Process Hazard Assessment and Exothermic Mechanism of Propylene Glycol Butyl Ether Synthesis from Propylene Oxide

Propylene glycol ethers are a series of fine chemical products with a wide range of applications and are one of the important industrial derivatives of epoxy compounds; the thermal hazards and exothermic mechanism of the reaction process have rarely been investigated in previous studies. In this study, propylene glycol butyl ether (PNB) was prepared by the reaction of propylene oxide (PO) with n-butanol catalyzed by potassium hydroxide in semibatch mode. A Box-Behnken design (BBD) method with four factors and three levels was carried out to optimize the yield and other process parameters of the reaction.
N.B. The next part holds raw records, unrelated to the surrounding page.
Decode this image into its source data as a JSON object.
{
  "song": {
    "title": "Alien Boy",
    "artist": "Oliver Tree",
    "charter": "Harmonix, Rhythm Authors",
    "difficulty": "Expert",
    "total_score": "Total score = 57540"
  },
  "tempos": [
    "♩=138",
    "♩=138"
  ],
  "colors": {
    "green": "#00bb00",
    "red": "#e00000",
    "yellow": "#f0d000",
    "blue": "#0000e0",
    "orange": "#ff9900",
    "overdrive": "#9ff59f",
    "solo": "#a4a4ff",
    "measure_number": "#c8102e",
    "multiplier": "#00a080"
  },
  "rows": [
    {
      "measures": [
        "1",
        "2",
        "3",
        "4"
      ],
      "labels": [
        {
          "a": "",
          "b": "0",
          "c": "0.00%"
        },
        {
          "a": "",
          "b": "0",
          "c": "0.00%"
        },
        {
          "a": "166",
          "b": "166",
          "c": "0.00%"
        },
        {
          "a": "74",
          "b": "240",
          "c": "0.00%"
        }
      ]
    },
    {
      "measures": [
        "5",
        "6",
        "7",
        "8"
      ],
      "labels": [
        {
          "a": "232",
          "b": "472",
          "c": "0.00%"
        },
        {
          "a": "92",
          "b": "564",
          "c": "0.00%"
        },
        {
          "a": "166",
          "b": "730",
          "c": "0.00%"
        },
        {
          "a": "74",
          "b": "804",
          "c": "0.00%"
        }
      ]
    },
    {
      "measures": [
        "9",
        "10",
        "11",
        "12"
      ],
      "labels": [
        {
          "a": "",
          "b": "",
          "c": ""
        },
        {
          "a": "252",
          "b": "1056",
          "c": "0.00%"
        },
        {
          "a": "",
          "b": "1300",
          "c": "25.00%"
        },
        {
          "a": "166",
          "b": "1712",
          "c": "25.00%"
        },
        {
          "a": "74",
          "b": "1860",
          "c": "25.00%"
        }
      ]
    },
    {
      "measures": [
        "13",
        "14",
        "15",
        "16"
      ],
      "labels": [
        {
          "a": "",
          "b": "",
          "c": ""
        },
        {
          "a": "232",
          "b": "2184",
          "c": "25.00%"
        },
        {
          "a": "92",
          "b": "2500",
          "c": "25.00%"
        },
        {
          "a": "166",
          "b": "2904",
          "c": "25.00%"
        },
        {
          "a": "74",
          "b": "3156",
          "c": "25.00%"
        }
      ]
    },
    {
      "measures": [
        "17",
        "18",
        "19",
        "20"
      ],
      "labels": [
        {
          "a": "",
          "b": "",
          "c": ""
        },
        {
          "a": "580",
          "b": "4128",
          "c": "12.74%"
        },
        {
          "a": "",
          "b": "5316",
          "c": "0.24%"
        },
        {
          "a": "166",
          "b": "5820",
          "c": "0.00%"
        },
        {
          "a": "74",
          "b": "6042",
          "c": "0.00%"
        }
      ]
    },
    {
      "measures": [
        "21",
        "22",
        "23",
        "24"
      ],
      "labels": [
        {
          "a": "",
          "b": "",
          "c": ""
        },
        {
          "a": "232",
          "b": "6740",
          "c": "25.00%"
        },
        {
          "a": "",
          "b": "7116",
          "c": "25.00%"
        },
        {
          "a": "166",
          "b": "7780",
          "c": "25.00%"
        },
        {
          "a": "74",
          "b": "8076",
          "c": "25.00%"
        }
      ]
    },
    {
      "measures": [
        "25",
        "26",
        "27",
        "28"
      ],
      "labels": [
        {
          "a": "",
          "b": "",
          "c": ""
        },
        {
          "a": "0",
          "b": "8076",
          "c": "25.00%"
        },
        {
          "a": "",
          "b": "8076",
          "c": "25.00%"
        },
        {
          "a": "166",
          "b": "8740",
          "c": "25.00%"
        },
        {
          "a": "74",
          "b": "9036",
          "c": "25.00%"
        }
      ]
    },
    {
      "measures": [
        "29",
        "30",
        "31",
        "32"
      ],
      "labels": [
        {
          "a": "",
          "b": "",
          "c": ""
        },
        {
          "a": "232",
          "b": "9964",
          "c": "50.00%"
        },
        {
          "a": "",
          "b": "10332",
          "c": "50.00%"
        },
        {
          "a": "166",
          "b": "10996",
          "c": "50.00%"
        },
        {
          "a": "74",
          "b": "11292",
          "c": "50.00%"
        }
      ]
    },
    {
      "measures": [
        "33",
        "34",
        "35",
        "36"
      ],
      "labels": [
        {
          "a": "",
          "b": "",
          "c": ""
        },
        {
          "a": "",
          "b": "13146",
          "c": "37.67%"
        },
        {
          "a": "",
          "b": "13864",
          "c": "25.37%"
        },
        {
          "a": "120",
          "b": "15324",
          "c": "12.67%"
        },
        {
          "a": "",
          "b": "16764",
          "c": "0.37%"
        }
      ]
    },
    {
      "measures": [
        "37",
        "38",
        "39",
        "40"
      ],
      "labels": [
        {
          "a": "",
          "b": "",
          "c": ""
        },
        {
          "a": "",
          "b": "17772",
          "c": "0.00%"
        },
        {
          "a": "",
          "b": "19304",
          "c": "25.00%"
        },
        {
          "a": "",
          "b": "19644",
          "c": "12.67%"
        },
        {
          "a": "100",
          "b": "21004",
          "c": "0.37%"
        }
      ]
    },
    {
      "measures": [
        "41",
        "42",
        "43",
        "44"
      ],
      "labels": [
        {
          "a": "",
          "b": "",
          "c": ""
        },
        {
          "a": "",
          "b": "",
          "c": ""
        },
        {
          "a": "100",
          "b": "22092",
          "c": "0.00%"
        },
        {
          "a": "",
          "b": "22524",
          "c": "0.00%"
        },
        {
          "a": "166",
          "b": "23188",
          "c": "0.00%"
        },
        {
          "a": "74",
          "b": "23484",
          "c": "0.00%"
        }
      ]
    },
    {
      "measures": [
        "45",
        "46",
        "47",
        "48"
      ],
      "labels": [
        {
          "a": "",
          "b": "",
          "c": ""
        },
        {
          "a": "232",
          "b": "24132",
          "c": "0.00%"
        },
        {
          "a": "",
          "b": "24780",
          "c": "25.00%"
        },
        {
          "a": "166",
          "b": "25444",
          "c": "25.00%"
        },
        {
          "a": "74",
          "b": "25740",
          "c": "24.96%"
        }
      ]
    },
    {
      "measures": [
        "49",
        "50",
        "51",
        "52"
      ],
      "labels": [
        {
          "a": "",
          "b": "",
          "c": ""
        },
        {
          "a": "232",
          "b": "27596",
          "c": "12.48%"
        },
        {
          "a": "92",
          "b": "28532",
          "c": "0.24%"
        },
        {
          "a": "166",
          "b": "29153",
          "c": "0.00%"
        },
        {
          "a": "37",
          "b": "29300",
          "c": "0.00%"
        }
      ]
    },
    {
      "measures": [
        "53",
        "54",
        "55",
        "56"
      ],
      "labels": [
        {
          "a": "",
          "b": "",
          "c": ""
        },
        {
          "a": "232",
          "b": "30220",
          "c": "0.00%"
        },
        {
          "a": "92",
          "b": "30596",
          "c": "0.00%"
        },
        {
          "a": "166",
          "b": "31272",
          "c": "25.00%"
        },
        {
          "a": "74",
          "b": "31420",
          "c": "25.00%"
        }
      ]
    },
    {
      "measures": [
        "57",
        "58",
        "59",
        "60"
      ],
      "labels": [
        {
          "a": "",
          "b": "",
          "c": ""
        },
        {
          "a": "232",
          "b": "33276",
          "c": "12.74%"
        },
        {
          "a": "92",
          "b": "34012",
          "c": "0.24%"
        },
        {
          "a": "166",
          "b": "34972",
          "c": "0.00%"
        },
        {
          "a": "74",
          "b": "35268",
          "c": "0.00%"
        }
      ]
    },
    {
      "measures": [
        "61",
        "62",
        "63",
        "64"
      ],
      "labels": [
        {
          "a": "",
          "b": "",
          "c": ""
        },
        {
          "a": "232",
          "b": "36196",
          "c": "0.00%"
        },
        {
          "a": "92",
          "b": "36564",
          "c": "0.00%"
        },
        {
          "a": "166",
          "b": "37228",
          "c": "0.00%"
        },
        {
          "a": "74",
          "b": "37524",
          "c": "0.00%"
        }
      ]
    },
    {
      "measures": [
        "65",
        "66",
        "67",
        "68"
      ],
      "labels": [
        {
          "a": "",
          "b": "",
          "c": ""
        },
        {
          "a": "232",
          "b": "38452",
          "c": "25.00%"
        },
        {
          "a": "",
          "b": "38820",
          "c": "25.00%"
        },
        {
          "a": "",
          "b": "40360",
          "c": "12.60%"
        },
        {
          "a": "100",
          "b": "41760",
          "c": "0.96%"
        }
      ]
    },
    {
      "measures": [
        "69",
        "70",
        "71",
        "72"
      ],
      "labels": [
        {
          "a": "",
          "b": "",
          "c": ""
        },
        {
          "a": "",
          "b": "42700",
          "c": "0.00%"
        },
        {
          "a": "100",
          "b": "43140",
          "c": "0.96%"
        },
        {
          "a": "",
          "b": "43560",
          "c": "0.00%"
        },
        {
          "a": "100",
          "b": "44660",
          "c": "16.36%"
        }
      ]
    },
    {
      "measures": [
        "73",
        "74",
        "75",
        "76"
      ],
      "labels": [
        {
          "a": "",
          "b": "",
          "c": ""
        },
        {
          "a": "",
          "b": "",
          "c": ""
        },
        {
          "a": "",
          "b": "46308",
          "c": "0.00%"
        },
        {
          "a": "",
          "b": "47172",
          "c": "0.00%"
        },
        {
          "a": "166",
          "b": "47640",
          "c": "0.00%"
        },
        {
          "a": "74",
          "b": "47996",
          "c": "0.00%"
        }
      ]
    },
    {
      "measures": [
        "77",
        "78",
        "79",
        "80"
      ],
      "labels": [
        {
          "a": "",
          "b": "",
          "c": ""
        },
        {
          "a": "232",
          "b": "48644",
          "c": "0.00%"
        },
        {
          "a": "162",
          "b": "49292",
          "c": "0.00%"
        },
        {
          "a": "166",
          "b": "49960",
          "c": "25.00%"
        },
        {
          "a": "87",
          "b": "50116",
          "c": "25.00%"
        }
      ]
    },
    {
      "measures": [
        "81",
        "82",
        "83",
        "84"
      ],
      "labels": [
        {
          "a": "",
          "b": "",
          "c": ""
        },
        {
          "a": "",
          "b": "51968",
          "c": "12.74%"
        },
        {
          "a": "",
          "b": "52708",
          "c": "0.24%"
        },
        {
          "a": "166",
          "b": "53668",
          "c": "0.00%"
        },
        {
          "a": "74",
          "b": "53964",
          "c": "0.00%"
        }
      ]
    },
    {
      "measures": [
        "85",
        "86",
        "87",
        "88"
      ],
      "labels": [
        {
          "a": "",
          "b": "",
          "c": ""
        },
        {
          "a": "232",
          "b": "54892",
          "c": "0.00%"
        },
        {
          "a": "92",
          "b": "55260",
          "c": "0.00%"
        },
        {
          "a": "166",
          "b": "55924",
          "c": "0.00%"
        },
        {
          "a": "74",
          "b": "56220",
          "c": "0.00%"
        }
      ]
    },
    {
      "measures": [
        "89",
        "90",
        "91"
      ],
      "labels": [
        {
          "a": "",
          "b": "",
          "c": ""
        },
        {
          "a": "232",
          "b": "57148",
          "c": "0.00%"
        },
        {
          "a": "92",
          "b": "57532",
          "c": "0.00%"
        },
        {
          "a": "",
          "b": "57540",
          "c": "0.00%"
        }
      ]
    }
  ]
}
The results showed that after optimization, the maximum yield and the minimum system pressure were 85.91% and 1.752 bar, respectively, when the reaction temperature was 110 °C, the alcohol-alkane ratio was 4, the dosing rate was 10 mL/min, and the catalyst concentration was 0.5%. The thermal behavior of the propylene glycol butyl ether synthesis process was investigated by reaction calorimetry. Fourier transform infrared (FTIR) spectroscopy was used to monitor the concentration changes of the reactants and products. Differential scanning calorimetry and adiabatic calorimetry were used to study the thermal stability of the products. Meanwhile, density functional theory calculations were implemented to understand the reaction pathways and associated energies. Furthermore, the thermal runaway risk of the reaction was assessed by the risk matrix method and Stoessel criticality diagram. The results indicated that the risk level was acceptable and the critical class for this reaction was of grade 3. These findings provide guidance for the safe operation of PNB synthesis from PO, which can be used for further scale-up.